Untuk mengoptimalkan pelaksanaan tugas dan fungsi Direktorat
Pengawasan Norma K3 dalam mewujudkan pelayanan yang profesional, transparan dan akuntabel serta menindaklanjuti Peraturan Pemerintah Nomor 42 Tahun 2018 tentang Jenis dan Tarif Atas Jenis Penerimaan Negara Bukan Pajak maka perlu dilakukan penyempurnaan pengaturan atas pengelolaan PNBP yang Berlaku di Kementerian Ketenagakerjaan.

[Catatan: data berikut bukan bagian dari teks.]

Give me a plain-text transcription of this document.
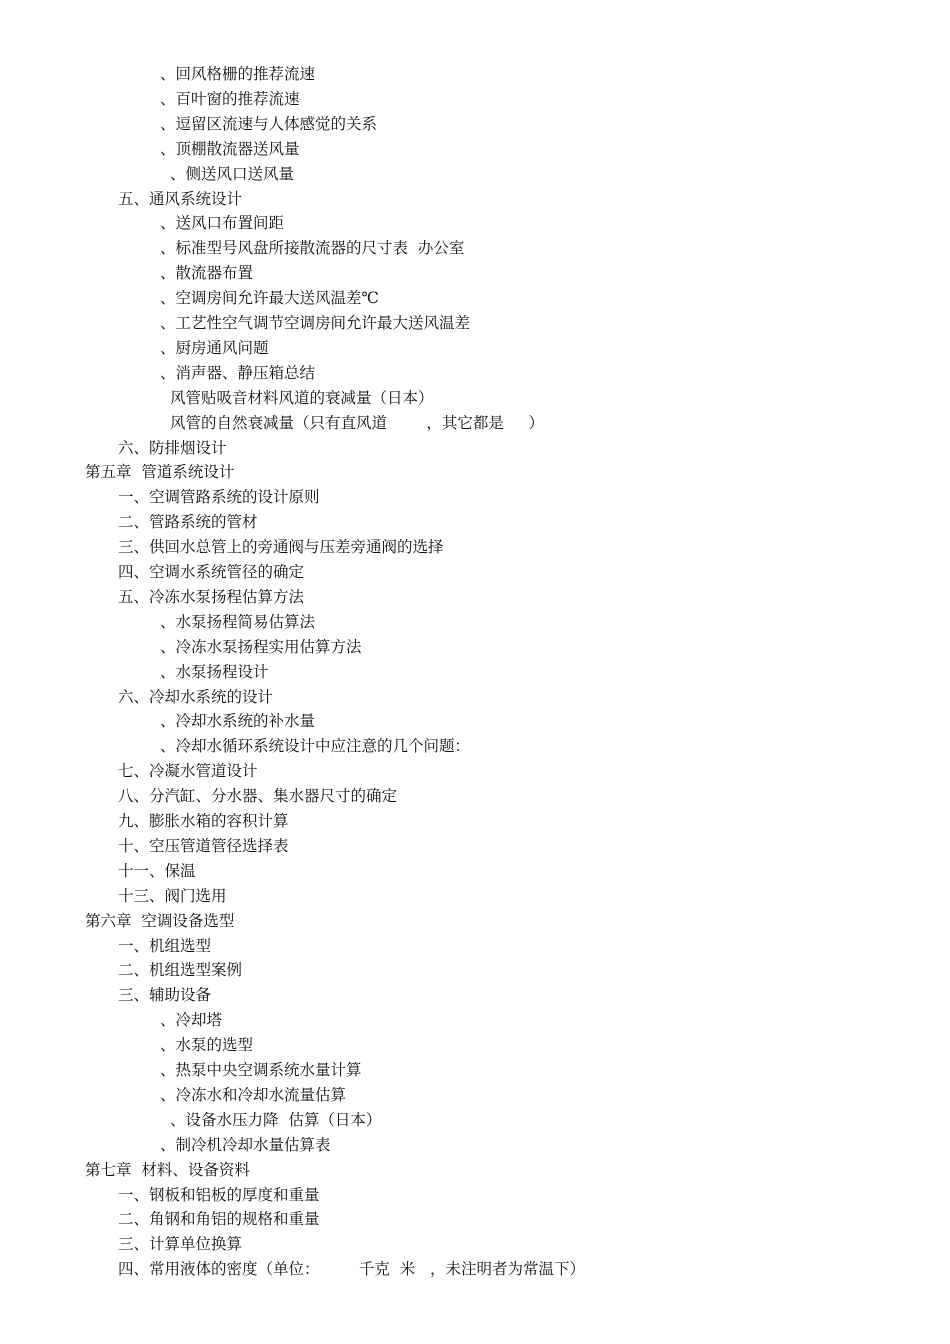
、回风格栅的推荐流速
、百叶窗的推荐流速
、逗留区流速与人体感觉的关系
、顶棚散流器送风量
、侧送风口送风量
五、通风系统设计
、送风口布置间距
、标准型号风盘所接散流器的尺寸表  办公室
、散流器布置
、空调房间允许最大送风温差℃
、工艺性空气调节空调房间允许最大送风温差
、厨房通风问题
、消声器、静压箱总结
风管贴吸音材料风道的衰减量（日本）
风管的自然衰减量（只有直风道        ，其它都是     ）
六、防排烟设计
第五章  管道系统设计
一、空调管路系统的设计原则
二、管路系统的管材
三、供回水总管上的旁通阀与压差旁通阀的选择
四、空调水系统管径的确定
五、冷冻水泵扬程估算方法
、水泵扬程简易估算法
、冷冻水泵扬程实用估算方法
、水泵扬程设计
六、冷却水系统的设计
、冷却水系统的补水量
、冷却水循环系统设计中应注意的几个问题：
七、冷凝水管道设计
八、分汽缸、分水器、集水器尺寸的确定
九、膨胀水箱的容积计算
十、空压管道管径选择表
十一、保温
十三、阀门选用
第六章  空调设备选型
一、机组选型
二、机组选型案例
三、辅助设备
、冷却塔
、水泵的选型
、热泵中央空调系统水量计算
、冷冻水和冷却水流量估算
、设备水压力降  估算（日本）
、制冷机冷却水量估算表
第七章  材料、设备资料
一、钢板和铝板的厚度和重量
二、角钢和角铝的规格和重量
三、计算单位换算
四、常用液体的密度（单位：        千克  米   ，未注明者为常温下）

2. Dasar Hukum (seksi KBLPK)
1. Pasal 5 ayat (2) Undang-Undang Dasar Negara Republik Indonesia
Tahun 1945;
2. Undang-Undang Nomor 1 Tahun 1970 tentang Keselamatan Kerja
(Tambahan Lembaran Negara Republik Indonesia Nomor 2918);
3. Undang-Undang Nomor 9 Tahun 2018 tentang Penerimaan Negara
Bukan Pajak (Lembaran Negara Republik Indonesia Tahun 2018 Nomor 147, Tambahan Lembaran Negara Republik Indonesia Nomor 6245); 4. Undang-Undang No. 11 Tahun 2020 tentang Cipta Kerja (Lembaran Negara Tahun 2020 Nomor 245, Tambahan Lembaran Negara Nomor 6573);
5. Peraturan Pemerintah Nomor 22 Tahun 1997 tentang Jenis dan
Penyetoran Penerimaan Negara Bukan Pajak (Lembaran Negara Republik Indonesia Tahun 1997 Nomor 57, Tambahan Lembaran Negara Republik Indonesia Nomor 3694) sebagaimana telah diubah dengan Peraturan Pemerintah Nomor 52 Tahun 1998 tentang Perubahan atas Peraturan Pemerintah Nomor 22 Tahun 1997 tentang Jenis dan Penyetoran Penerimaan Negara Bukan Pajak (Lembaran Negara Republik Indonesia Nomor 1998 Nomor 85, Tambahan Lembaran Negara Republik Indonesia Nomor 3760).
3. Identifikasi Masalah (seksi PAA dan MPUBT)
- Anggaran APBN tidak mencukupi untuk memberikan layanan K3
- Personil yang menangani layanan K3 yang belum memadai, di sisi
lain formasi pengadaan Pegawai kurang
- Variasi biaya yang dibebankan masyarakat
================================================
- Meningkatkan kesadaran masyarakat untuk pemenuhan regulasi K3
secara mandiri
- Memberikan dukungan untuk keberlangsungan usaha
- Memberikan kontribusi pemasukan kas negara
- Dampak era revolusi industri 4.0 memberikan kemudahan
masyarakat untuk mengakses layanan pemerintah
- UU Cipta Kerja
4. Analisa (seksi PAA dan MPUBT)
a. Target pemerintah untuk meningkatkan kas negara dengan beberapa
skema seperti : pajak, ekspor, PNBP, dll saat ini masih belum tercapai. Oleh karena itu beberapa potensi yang bisa digali di Kementerian Ketenagakerjaan untuk membantu hal tersebut di antaranya melalui sektor K3 (penerbitan SKP dan/atau Lisensi K3 Personil K3; Surat Keterangan Gambar Rencana Pesawat Uap, Bejana Tekanan, Tangki Timbun, Pesawat Angkat dan Pesawat Angkut, Pesawat Tenaga dan Produksi, Ruang luncur Elevator, dan Eskalator); dan Surat Keterangan Memenuhi Syarat K3 untuk Hasil pemeriksaan dan pengujian pesawat angkat dan pesawat angkut jenis rental atau lintas provinsi)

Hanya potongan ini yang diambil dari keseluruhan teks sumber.